None of the kids we took seemed shocked or particularly upset that the girl died, but almost every one expected her to be in Terebithia at the end, waiting for Jesse and Maybelle. Or even thought she faked her death and ran away. They didn't want her to be gone, and didn't want to accept that fact. In tried and true boy fashion, they invented ways for her to come back. I'm not sure if that's a denial impulse or a male desire to "fix things" but I thought it was interesting.

This may seem a rather negative review, but overall I truly enjoyed the movie. Some of the parts above brought me out of true believability however and I think that was the director and scriptwriter's fault more than the actors or technical minds. Apparently the creator of the Rugrats kids show directed it, and that may explain some lack of acceptable maturity seen in the older kids.

I may be criticizing the filmmakers unfairly based on problems with the source material itself, but I haven't read the book so I don't know.
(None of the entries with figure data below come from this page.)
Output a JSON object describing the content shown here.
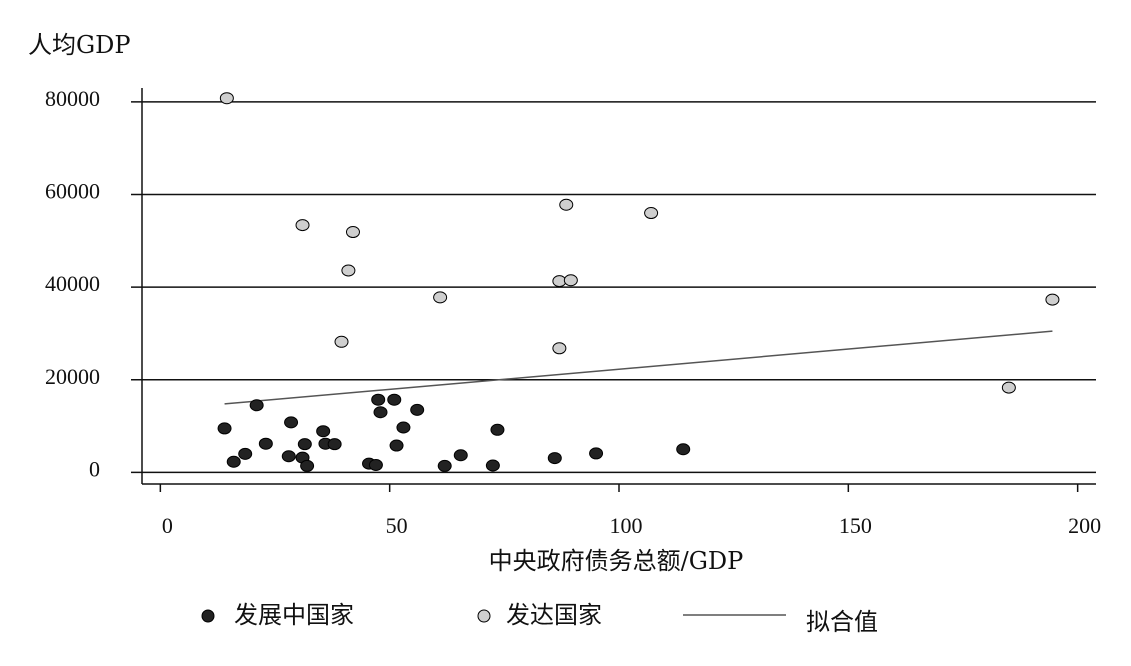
{
  "chart_data": {
    "type": "scatter",
    "title": "",
    "ylabel": "人均GDP",
    "xlabel": "中央政府债务总额/GDP",
    "xlim": [
      -4,
      204
    ],
    "ylim": [
      -2500,
      83000
    ],
    "x_ticks": [
      0,
      50,
      100,
      150,
      200
    ],
    "y_ticks": [
      0,
      20000,
      40000,
      60000,
      80000
    ],
    "grid": "horizontal",
    "legend_position": "bottom",
    "colors": {
      "developing": "#222222",
      "developed": "#cfcfcf",
      "fit": "#555555",
      "grid": "#111111"
    },
    "series": [
      {
        "name": "发展中国家",
        "marker": "filled-dark-circle",
        "points": [
          [
            14,
            9500
          ],
          [
            16,
            2300
          ],
          [
            18.5,
            4000
          ],
          [
            21,
            14500
          ],
          [
            23,
            6200
          ],
          [
            28,
            3500
          ],
          [
            28.5,
            10800
          ],
          [
            31,
            3200
          ],
          [
            31.5,
            6100
          ],
          [
            32,
            1400
          ],
          [
            35.5,
            8900
          ],
          [
            36,
            6200
          ],
          [
            38,
            6100
          ],
          [
            45.5,
            1900
          ],
          [
            47,
            1600
          ],
          [
            47.5,
            15700
          ],
          [
            48,
            13000
          ],
          [
            51,
            15700
          ],
          [
            51.5,
            5800
          ],
          [
            53,
            9700
          ],
          [
            56,
            13500
          ],
          [
            62,
            1400
          ],
          [
            65.5,
            3700
          ],
          [
            72.5,
            1500
          ],
          [
            73.5,
            9200
          ],
          [
            86,
            3100
          ],
          [
            95,
            4100
          ],
          [
            114,
            5000
          ]
        ]
      },
      {
        "name": "发达国家",
        "marker": "light-gray-circle",
        "points": [
          [
            14.5,
            80800
          ],
          [
            31,
            53400
          ],
          [
            39.5,
            28200
          ],
          [
            41,
            43600
          ],
          [
            42,
            51900
          ],
          [
            61,
            37800
          ],
          [
            87,
            41300
          ],
          [
            87,
            26800
          ],
          [
            88.5,
            57800
          ],
          [
            89.5,
            41500
          ],
          [
            107,
            56000
          ],
          [
            185,
            18300
          ],
          [
            194.5,
            37300
          ]
        ]
      },
      {
        "name": "拟合值",
        "type": "line",
        "points": [
          [
            14,
            14800
          ],
          [
            194.5,
            30500
          ]
        ]
      }
    ]
  }
}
I do know, however, that filmmakers have a responsibility to present positive messages to young people today. That doesn't mean everything in a movie has to be sanitized to the point there is no real conflict or controversy - not at all. I do believe that they need to recognize what things are good what things are bad, and present them that way. If a character stumbles, show the effect of the stumble and how they deal with it. If they do something good, celebrate it. If they do something bad, acknowledge it, explain it, and show how they deal with it (or don't deal with it - either is good storytelling). The ending of the movie, how Jesse dealt with Leslie's death by dealing his relationships with his father and sister, was spot on. But some of the other parts of the movie I illustrated above needed to be addressed in some way that was not. Even small, seemingly insignificant points can be stored by a child and pulled out in a real life situation at a later time without understanding their meaning. I hope a kid somewhere that's being bullied doesn't get the idea that writing a fake love letter is a good way to get back at the bully. It may be a satisfying way of taking revenge at the moment, but revenge is never a positive response to conflict. We need to emphasize that.